Earl Carroll introduced a new edition of Vanities for 1948. Rickey Jordan received top billing in the show that was reviewed in Down Beat. “Rickey Jordan’s brand of “scat” singing didn’t seem to enchant the feathers-fanciers, but we thought he showed a remarkable taste and talent for his material. Rhythmically he was strictly in the groove, and we can see him set off to better advantage in more intimate quarters.”
Jordan honed his vocal delivery during the balance of the year with nightclub appearances in Hollywood in addition to his duties at Earl Carroll’s shows. Jordan was part of the Christmas special at The Casbah, 8401 South Figueroa, that headlined Kay Starr backed by the Dave Cavanaugh Orchestra, and Rickey Jordan backed by Don Swan’s Orchestra.
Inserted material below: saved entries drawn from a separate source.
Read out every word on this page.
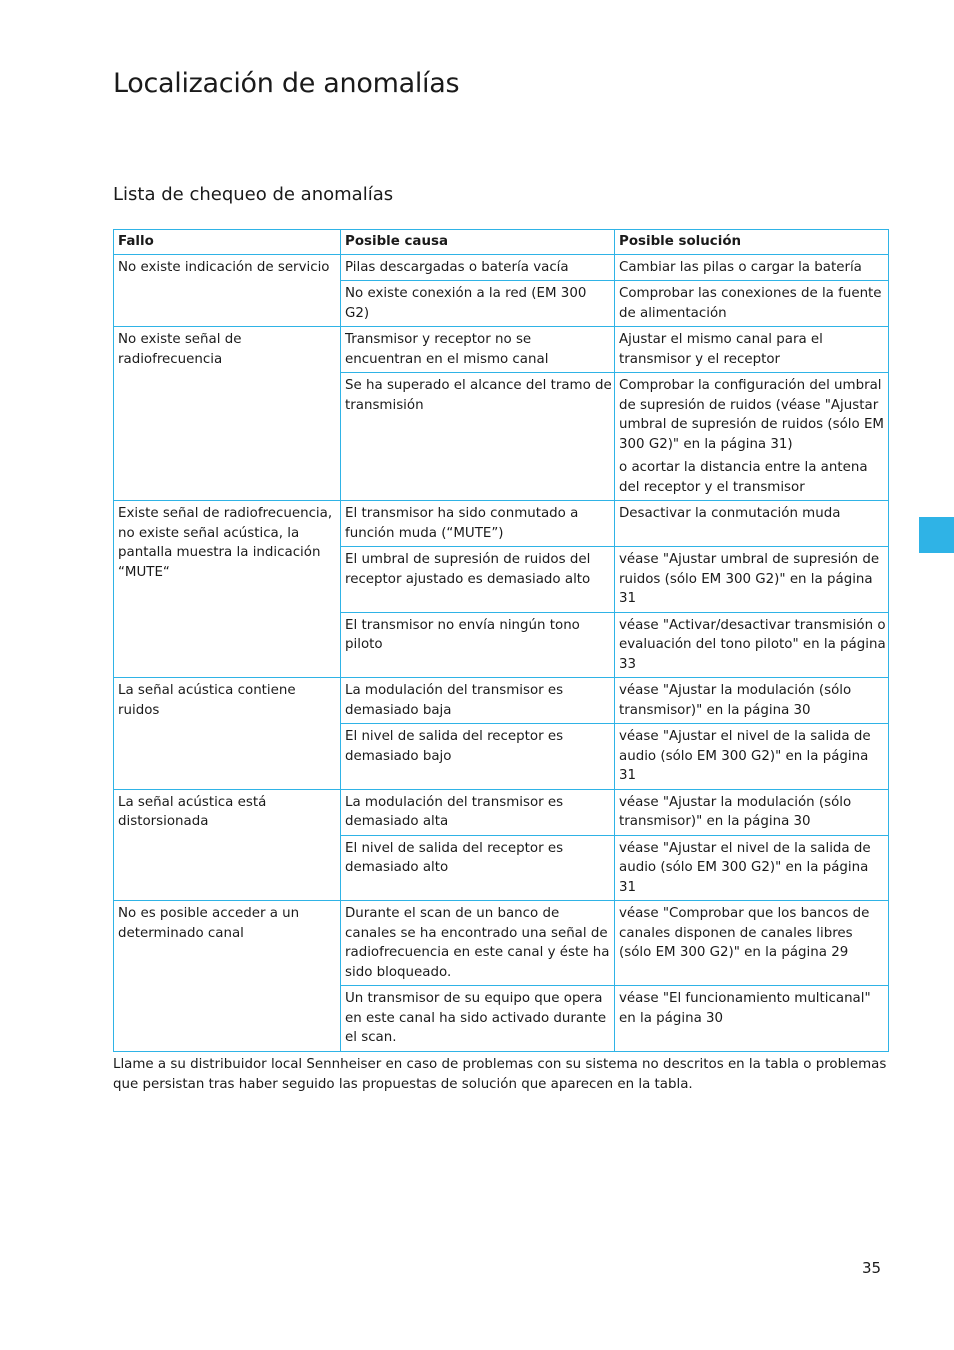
Localización de anomalías
Lista de chequeo de anomalías
Fallo	Posible causa	Posible solución
No existe indicación de servicio	Pilas descargadas o batería vacía	Cambiar las pilas o cargar la batería

	No existe conexión a la red (EM 300 G2)	Comprobar las conexiones de la fuente de alimentación

No existe señal de radiofrecuencia	Transmisor y receptor no se encuentran en el mismo canal	Ajustar el mismo canal para el transmisor y el receptor

	Se ha superado el alcance del tramo de transmisión	Comprobar la configuración del umbral de supresión de ruidos (véase "Ajustar umbral de supresión de ruidos (sólo EM 300 G2)" en la página 31)

o acortar la distancia entre la antena del receptor y el transmisor

Existe señal de radiofrecuencia, no existe señal acústica, la pantalla muestra la indicación “MUTE“	El transmisor ha sido conmutado a función muda (“MUTE”)	Desactivar la conmutación muda

	El umbral de supresión de ruidos del receptor ajustado es demasiado alto	véase "Ajustar umbral de supresión de ruidos (sólo EM 300 G2)" en la página 31

	El transmisor no envía ningún tono piloto	véase "Activar/desactivar transmisión o evaluación del tono piloto" en la página 33

La señal acústica contiene ruidos	La modulación del transmisor es demasiado baja	véase "Ajustar la modulación (sólo transmisor)" en la página 30

	El nivel de salida del receptor es demasiado bajo	véase "Ajustar el nivel de la salida de audio (sólo EM 300 G2)" en la página 31

La señal acústica está distorsionada	La modulación del transmisor es demasiado alta	véase "Ajustar la modulación (sólo transmisor)" en la página 30

	El nivel de salida del receptor es demasiado alto	véase "Ajustar el nivel de la salida de audio (sólo EM 300 G2)" en la página 31

No es posible acceder a un determinado canal	Durante el scan de un banco de canales se ha encontrado una señal de radiofrecuencia en este canal y éste ha sido bloqueado.	véase "Comprobar que los bancos de canales disponen de canales libres (sólo EM 300 G2)" en la página 29

	Un transmisor de su equipo que opera en este canal ha sido activado durante el scan.	véase "El funcionamiento multicanal" en la página 30

Llame a su distribuidor local Sennheiser en caso de problemas con su sistema no descritos en la tabla o problemas que persistan tras haber seguido las propuestas de solución que aparecen en la tabla.

35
Rickey spent eighteen weeks at Ciro’s in San Francisco at the beginning of 1949. His next appearance was at the Crown Room in Kansas City where a spring engagement was extended into the fall. He opened at the Lord Baltimore in St. Louis on Thursday, September 22, 1949, where he headlined the nightspot with three shows nightly. The engagement continued through the weekend with performances on the 23rd, 24th, and 25th. He failed to appear on Monday and Tuesday. He was still not feeling well on Wednesday evening where he remained in the hotel and told his bride of a week to catch a movie while he rested in their hotel room. When she returned to the hotel she found him unconscious on the floor of the bathroom. The coroner registered the cause of death to acute respiratory infection.
Richard Jordan Haydel was buried at Inglewood Park Cemetary, Hilldale Plot, in Inglewood, Los Angeles County, California. His mother was buried in the same plot when she passed away in 1965.